In March 10, 2011, NAN and two First Nation families won a landmark Court of Appeal judgment recognizing their right to conduct inquiries into the validity of the juries that have been empanelled in the Thunder Bay Judicial District. The appeals followed the refusals by the presiding coroners at the Inquest into the Death of Reggie Bushie and the Inquest into the Death of Jacy Pierre to summons the court official responsible for assembling the Thunder Bay jury roll to give evidence as to whether First Nations people were adequately represented.

NAN’s request for a summons followed startling revelations in September 2008 that the Kenora Judicial District jury roll only contained names of First Nations people from 14 of NAN’s 49 First Nations.

The Court of Appeal expressed their view on the seriousness of the situation when they found that there exists:

2. “compelling affidavit evidence showing that in the neighbouring District of Kenora the jury roll had excluded nearly all First Nations persons living on a reserve.”

68. Ms. Peacock’s affidavit [from Kashechewan Inquest, September 2008] shows that court officials did very little to obtain other records and, as a result, the District of Kenora jury roll was manifestly unrepresentative.

71. There is no reason to think that the unrepresentativeness of the jury roll in the District of Kenora is unique. After 2000, the Provincial Jury Centre no longer received band electoral lists for the reserves in the District of Thunder Bay. No evidence was produced in connection with either inquest that court officials in the District of Thunder Bay had made any greater efforts than their counterparts in the District of Kenora to obtain up-to-date band lists.

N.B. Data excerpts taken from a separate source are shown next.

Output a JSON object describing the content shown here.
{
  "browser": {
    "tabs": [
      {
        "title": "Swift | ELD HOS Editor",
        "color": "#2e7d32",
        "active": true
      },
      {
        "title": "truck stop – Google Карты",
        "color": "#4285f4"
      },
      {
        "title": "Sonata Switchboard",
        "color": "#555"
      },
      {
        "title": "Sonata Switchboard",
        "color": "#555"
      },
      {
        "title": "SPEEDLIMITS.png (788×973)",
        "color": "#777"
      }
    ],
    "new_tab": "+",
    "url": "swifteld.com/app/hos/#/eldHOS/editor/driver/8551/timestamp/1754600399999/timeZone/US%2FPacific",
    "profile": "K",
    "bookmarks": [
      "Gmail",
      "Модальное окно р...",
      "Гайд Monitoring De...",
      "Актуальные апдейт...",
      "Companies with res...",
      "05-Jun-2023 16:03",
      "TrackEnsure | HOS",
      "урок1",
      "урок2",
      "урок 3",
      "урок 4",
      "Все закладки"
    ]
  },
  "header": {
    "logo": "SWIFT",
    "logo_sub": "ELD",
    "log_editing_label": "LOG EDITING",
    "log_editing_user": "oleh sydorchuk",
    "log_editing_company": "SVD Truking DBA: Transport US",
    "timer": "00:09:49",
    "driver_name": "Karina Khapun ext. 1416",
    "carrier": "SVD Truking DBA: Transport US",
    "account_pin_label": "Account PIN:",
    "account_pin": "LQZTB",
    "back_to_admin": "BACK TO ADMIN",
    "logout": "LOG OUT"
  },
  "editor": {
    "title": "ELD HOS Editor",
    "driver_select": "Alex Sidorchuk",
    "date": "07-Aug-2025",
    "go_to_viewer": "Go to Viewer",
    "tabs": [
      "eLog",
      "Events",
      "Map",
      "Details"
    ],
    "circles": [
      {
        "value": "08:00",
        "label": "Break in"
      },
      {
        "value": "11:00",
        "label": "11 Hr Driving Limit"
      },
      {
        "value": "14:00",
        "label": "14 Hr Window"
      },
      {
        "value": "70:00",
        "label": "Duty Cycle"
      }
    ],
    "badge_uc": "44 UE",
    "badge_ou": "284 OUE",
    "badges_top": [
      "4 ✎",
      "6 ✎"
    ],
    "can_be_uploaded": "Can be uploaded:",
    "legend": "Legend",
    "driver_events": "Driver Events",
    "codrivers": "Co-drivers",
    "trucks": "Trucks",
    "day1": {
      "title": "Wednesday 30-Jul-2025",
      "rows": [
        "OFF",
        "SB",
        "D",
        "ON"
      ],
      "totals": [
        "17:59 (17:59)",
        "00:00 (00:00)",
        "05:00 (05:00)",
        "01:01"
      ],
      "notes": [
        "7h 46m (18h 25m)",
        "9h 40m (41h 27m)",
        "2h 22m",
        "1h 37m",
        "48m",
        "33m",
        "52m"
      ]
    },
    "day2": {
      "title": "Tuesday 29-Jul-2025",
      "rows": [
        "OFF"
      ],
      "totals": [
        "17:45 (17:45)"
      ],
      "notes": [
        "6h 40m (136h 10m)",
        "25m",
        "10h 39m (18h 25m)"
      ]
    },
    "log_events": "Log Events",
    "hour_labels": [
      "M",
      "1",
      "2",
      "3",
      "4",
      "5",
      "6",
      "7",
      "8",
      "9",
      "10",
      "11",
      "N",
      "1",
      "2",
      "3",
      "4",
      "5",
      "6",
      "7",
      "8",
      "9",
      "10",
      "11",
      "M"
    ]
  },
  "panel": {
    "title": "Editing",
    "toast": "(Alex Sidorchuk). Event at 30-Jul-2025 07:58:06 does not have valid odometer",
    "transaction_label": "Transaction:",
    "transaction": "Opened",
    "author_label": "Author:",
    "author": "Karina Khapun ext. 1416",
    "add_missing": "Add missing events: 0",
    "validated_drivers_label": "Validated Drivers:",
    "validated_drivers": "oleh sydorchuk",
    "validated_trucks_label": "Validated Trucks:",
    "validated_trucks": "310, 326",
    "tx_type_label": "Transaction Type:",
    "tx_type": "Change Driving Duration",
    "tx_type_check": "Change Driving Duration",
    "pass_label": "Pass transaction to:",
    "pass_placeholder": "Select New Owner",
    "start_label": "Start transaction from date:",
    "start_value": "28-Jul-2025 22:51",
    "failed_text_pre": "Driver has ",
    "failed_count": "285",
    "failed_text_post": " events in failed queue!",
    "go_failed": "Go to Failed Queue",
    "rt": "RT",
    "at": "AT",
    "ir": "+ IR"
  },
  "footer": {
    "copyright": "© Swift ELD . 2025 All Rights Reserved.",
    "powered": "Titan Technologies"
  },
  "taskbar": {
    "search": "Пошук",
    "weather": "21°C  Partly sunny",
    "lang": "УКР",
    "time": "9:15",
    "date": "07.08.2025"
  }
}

“The Court’s findings that the District of Kenora jury roll was manifestly unrepresentative and that there is no reason to think that the unrepresentativeness of the jury roll in the District of Kenora is unique is of tremendous significance for those seeking fair and impartial trials in Ontario,” said Julian Falconer, one of the lawyers acting on behalf of NAN. “This judgment has really turned up the volume to NAN’s claims that the Attorney General’s office is hiding the truth about the systematic exclusion of First Nations from jury rolls. When we asked simple questions as to whether the law was followed, we couldn’t get answers. When we asked the Attorney General to conduct an inquiry and issue a report, he refused. It required this Province’s highest court to order the attendance of the Attorney General official in charge to answer NAN’s questions. It should never have to come to this.”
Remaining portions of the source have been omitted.